A new survey by Ipsos paints a bleak picture of the return to normal after the COVID-19 pandemic.

Fewer than one quarter of respondents across 30 countries believed that a return to normal was possible within six months. An average of 34 percent across all countries believed that pandemic restrictions would still be in place for longer than 12 months. An average of 8 percent thought that life would "never" go back to normal.

Japan, South Korea and several European countries like Spain, Italy and France were the most pessimistic. Potentially fueled by the anger about the Olympic Games going ahead with spectators in the country, two thirds of Japanese said they expected COVID restrictions to last for more than 12 months still. The country also had the highest share of people thinking things would never return to normal at 14 percent behind Hungary's 15 percent.
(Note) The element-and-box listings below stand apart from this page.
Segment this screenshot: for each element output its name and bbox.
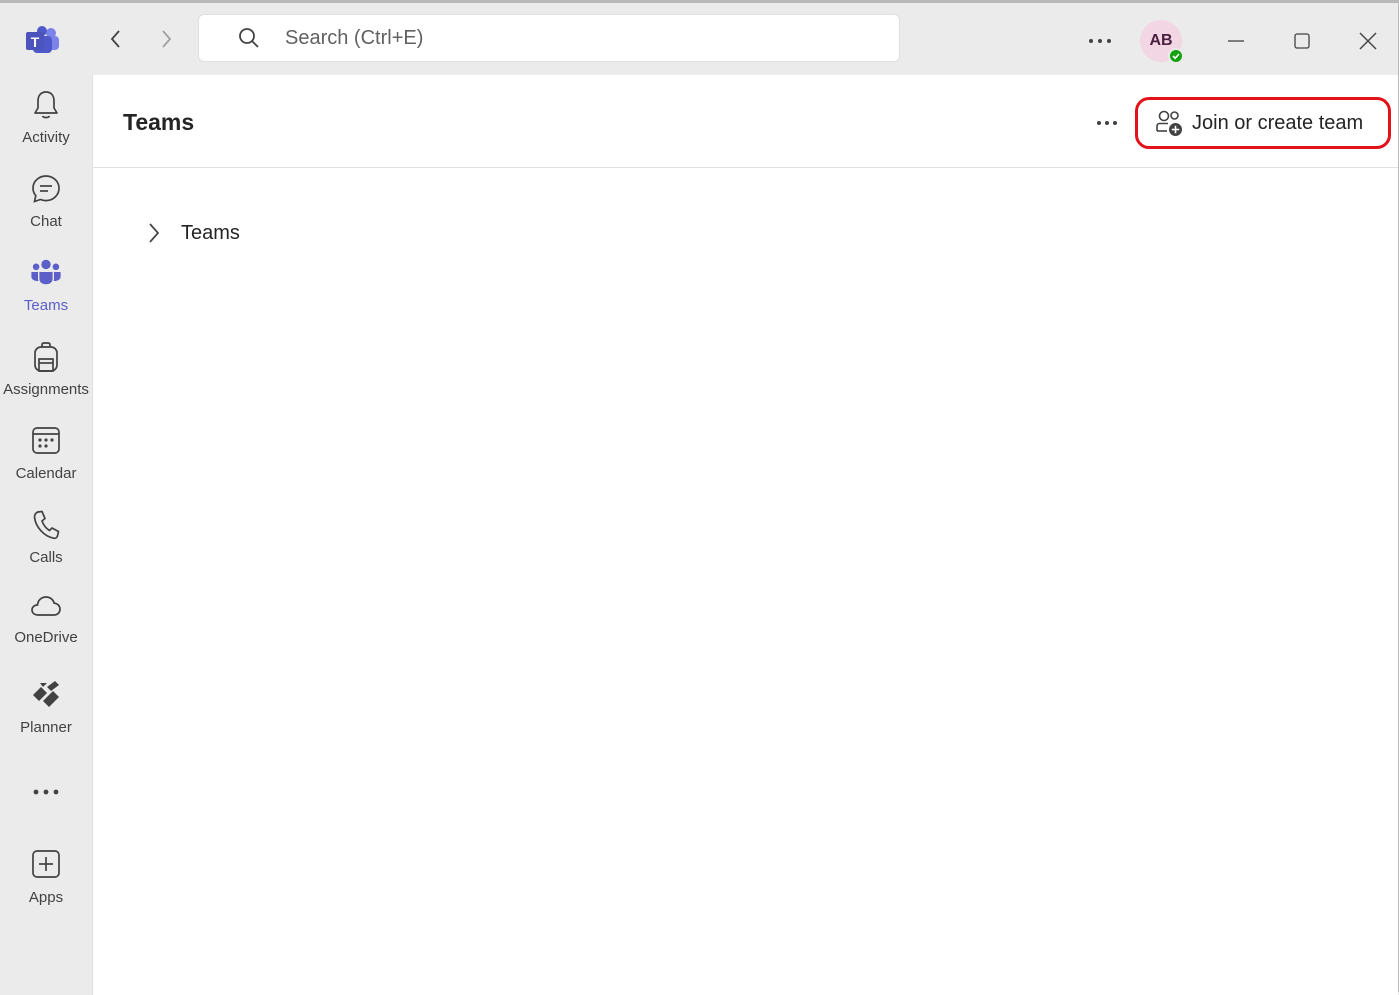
join-or-create-team-button[interactable]: Join or create team bbox=[1135, 97, 1391, 149]
search-bar[interactable] bbox=[198, 14, 900, 62]
rail-item-onedrive[interactable]: OneDrive bbox=[0, 595, 92, 671]
more-horizontal-icon bbox=[1097, 121, 1117, 125]
backpack-icon bbox=[30, 341, 62, 375]
forward-button[interactable] bbox=[152, 25, 180, 53]
rail-item-calls[interactable]: Calls bbox=[0, 509, 92, 585]
presence-available-icon bbox=[1168, 48, 1184, 64]
minimize-icon bbox=[1228, 40, 1244, 42]
page-title: Teams bbox=[123, 109, 195, 135]
minimize-button[interactable] bbox=[1218, 23, 1254, 59]
more-horizontal-icon bbox=[30, 777, 62, 807]
rail-item-activity[interactable]: Activity bbox=[0, 89, 92, 165]
rail-item-label: Apps bbox=[28, 889, 64, 906]
rail-item-label: Planner bbox=[20, 719, 72, 736]
rail-item-label: Activity bbox=[22, 129, 70, 146]
settings-more-button[interactable] bbox=[1084, 27, 1116, 55]
search-icon bbox=[237, 26, 261, 50]
more-horizontal-icon bbox=[1089, 39, 1111, 43]
svg-text:T: T bbox=[31, 34, 40, 50]
teams-group-row[interactable]: Teams bbox=[139, 215, 240, 251]
planner-icon bbox=[30, 679, 62, 713]
cloud-icon bbox=[30, 595, 62, 623]
people-add-icon bbox=[1154, 108, 1184, 138]
avatar[interactable]: AB bbox=[1140, 20, 1184, 64]
rail-item-label: Calendar bbox=[15, 465, 77, 482]
close-button[interactable] bbox=[1350, 23, 1386, 59]
teams-icon bbox=[30, 257, 62, 291]
phone-icon bbox=[30, 509, 62, 543]
teams-logo-icon: T bbox=[24, 25, 60, 55]
avatar-initials: AB bbox=[1149, 32, 1173, 49]
chat-icon bbox=[30, 173, 62, 207]
bell-icon bbox=[30, 89, 62, 123]
chevron-right-icon bbox=[162, 30, 172, 48]
rail-item-planner[interactable]: Planner bbox=[0, 679, 92, 755]
more-options-button[interactable] bbox=[1091, 109, 1123, 137]
rail-item-label: Calls bbox=[29, 549, 63, 566]
add-app-icon bbox=[30, 849, 62, 883]
maximize-icon bbox=[1294, 33, 1310, 49]
teams-group-label: Teams bbox=[181, 221, 240, 244]
main-panel: Teams Join or create team Teams bbox=[92, 75, 1398, 995]
rail-item-label: Chat bbox=[30, 213, 62, 230]
search-input[interactable] bbox=[285, 26, 845, 50]
rail-item-chat[interactable]: Chat bbox=[0, 173, 92, 249]
back-button[interactable] bbox=[102, 25, 130, 53]
page-header: Teams Join or create team bbox=[93, 75, 1398, 168]
join-or-create-team-label: Join or create team bbox=[1192, 111, 1364, 134]
app-bar: Activity Chat Teams Assignments Calendar bbox=[0, 75, 92, 995]
rail-item-apps[interactable]: Apps bbox=[0, 849, 92, 925]
chevron-right-icon[interactable] bbox=[139, 218, 169, 248]
teams-window: T AB bbox=[0, 0, 1399, 995]
close-icon bbox=[1359, 32, 1377, 50]
title-bar: T AB bbox=[0, 3, 1398, 75]
rail-item-calendar[interactable]: Calendar bbox=[0, 425, 92, 501]
maximize-button[interactable] bbox=[1284, 23, 1320, 59]
rail-item-label: Assignments bbox=[3, 381, 89, 398]
rail-item-assignments[interactable]: Assignments bbox=[0, 341, 92, 417]
rail-more-apps-button[interactable] bbox=[0, 777, 92, 807]
chevron-left-icon bbox=[110, 30, 120, 48]
rail-item-label: OneDrive bbox=[14, 629, 78, 646]
rail-item-label: Teams bbox=[23, 297, 69, 314]
rail-item-teams[interactable]: Teams bbox=[0, 257, 92, 333]
calendar-icon bbox=[30, 425, 62, 459]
China was understandably one of the most optimistic countries in the survey, even though only 17 percent said that life was already back to normal even for them. India and Brazil, which both experienced long first waves before only recently starting heavy second waves, were seemingly caught in a more optimistic moment in time by the survey.

Countries with successful vaccination campaigns, like the UK or the U.S. ranked higher than average. 31 percent in the U.S. and 25 percent in the UK thought that the pandemic would only last 6 more months or that life had already normalized.